■後席(2/3列目シート)の比較&ランキング
ミニバンの特徴は、前述の通り多人数で乗車できることだ。2列目シートに加えて3列目も大切だが、後者の座り心地には不満を感じる車種が多い。3列目はコンパクトに格納して、自転車などの大きな荷物を積む機能も重視されるからだ。
2列目はミニバンの特等席だから、不満も生じにくいが、3列目は車種によって差が開く。3列目を使って5名以上で移動するユーザーは、3列目の頭上や足元の空間、着座姿勢、座り心地を確認したい。
その意味で後席の1位はグランエースプレミアム(6人乗り)だ。
ほかのミニバンでは、例外なく3列目の座り心地が2列目に比べて劣るが、グランエースプレミアムでは、2/3列目の両方にアルファード&ヴェルファイアの2列目と同様のエグゼクティブパワーシートを装着した。シートのサイズや座り心地は、2/3列目ともに同じだ。
厳密にいえば、3列目は2列目に比べて頭上空間が少し足りないが、むしろセダンのような囲まれ感が生じて安心できる面もある。ほかのミニバンに大人が多人数で乗車して長距離を移動する場合、時々席替えをしないと不公平になるが、グランエースならその必要はない。
後席の2位はオデッセイの7人乗りだ。2列目にプレミアムクレードルシートが装着され、体をスッポリと包む座り心地に仕上げた。床と座面の間隔にも十分な余裕があるため、小柄な乗員は大腿部を押された印象になることもあるが、そこに違和感が生じなければ快適だ。
さらにオデッセイは低床設計だから、3列目の床と座面の間隔にも余裕を持たせた。着座姿勢が自然で、Lサイズミニバンだから3列目の足元空間も広い。座面の長さにも余裕があるので、アルファード&ヴェルファイアよりも快適に座れる。
3位はアルファード&ヴェルファイアだ。国産ミニバンでは、車内の広さはグランエースの次に広く、2列目はシートの造りも優れているから座り心地も快適だ。
ただし3列目は、コンパクトに格納することを重視したからシートの造りが薄い。床と座面の間隔も不足気味で、座面の角度が水平に近いため、足を前方へ投げ出す座り方になりやすい。頭上と足元の空間は広いが、座り心地は安楽な2列目に比べて見劣りする。それでも頭上と足元の空間はタップリしている。
■荷室&シートアレンジの比較&ランキング
ミニバンにとって、荷室とシートアレンジも大切だ。3列目を格納すると、4名で乗車して、自転車のような大きな荷物も積める。
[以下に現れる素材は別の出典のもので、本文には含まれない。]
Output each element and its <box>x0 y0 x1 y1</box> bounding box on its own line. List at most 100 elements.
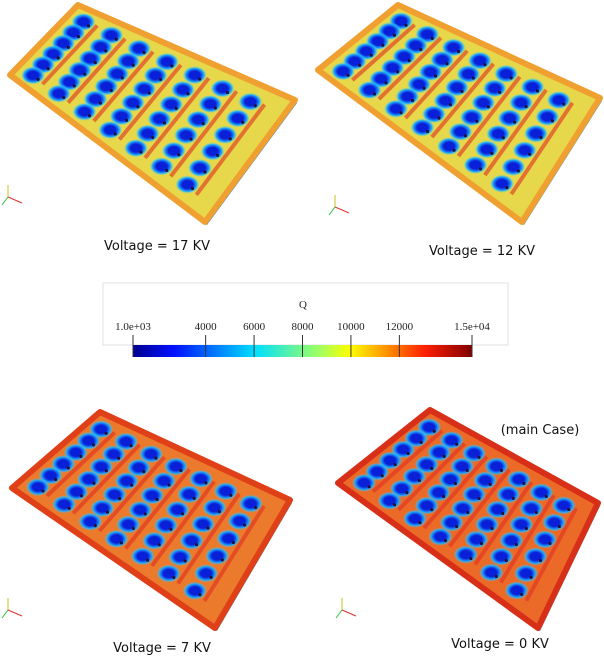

ほかのカテゴリーで自転車を積むと、後席を格納するから2名乗車になることが多いが、ミニバンなら4名乗車時の荷室も大容量だ。また広い室内を生かして、多彩なシートアレンジが得られることもミニバンの特徴になる。
荷室&シートアレンジの1位は、セレナのS(スマートシンプル)ハイブリッドだ。シートアレンジは多彩で、2列目シートの中央部分を前席の間までスライドさせると、収納設備として使える。この時には2列目の中央に空間ができるため、車内の移動もしやすい。
2列目には左右方向のスライド機能も備わり、スライドドア付近のスペースを広げられる。開発者は「お客様はいろいろと工夫して、使いやすいシート配置を見つけている」という。
ただし同じセレナでもe-POWERは、ハイブリッドのユニットを収納するため、2列目中央のロングスライド機能などを省いたから注意したい。
荷室&シートアレンジの2位はシエンタだ。薄型燃料タンクを使うので荷室の床が低い。路面から荷室床面までの地上高は505mmだから、荷物を高い位置まで持ち上げる必要がない。
しかも3列目シートは2列目の下側に収まるから、スッキリと広い荷室になる。3列目を取りはずしたように見える。コンパクトミニバンでも荷室の使い勝手は良好だ。
3位はヴォクシー。3列目を左右に格納する一般的な方式だが、レバー操作だけで跳ね上がり、重いシートを持ち上げる必要はない。2列目のロングスライド機能も使いやすく、トヨタ車らしいキメの細かな配慮が見られる。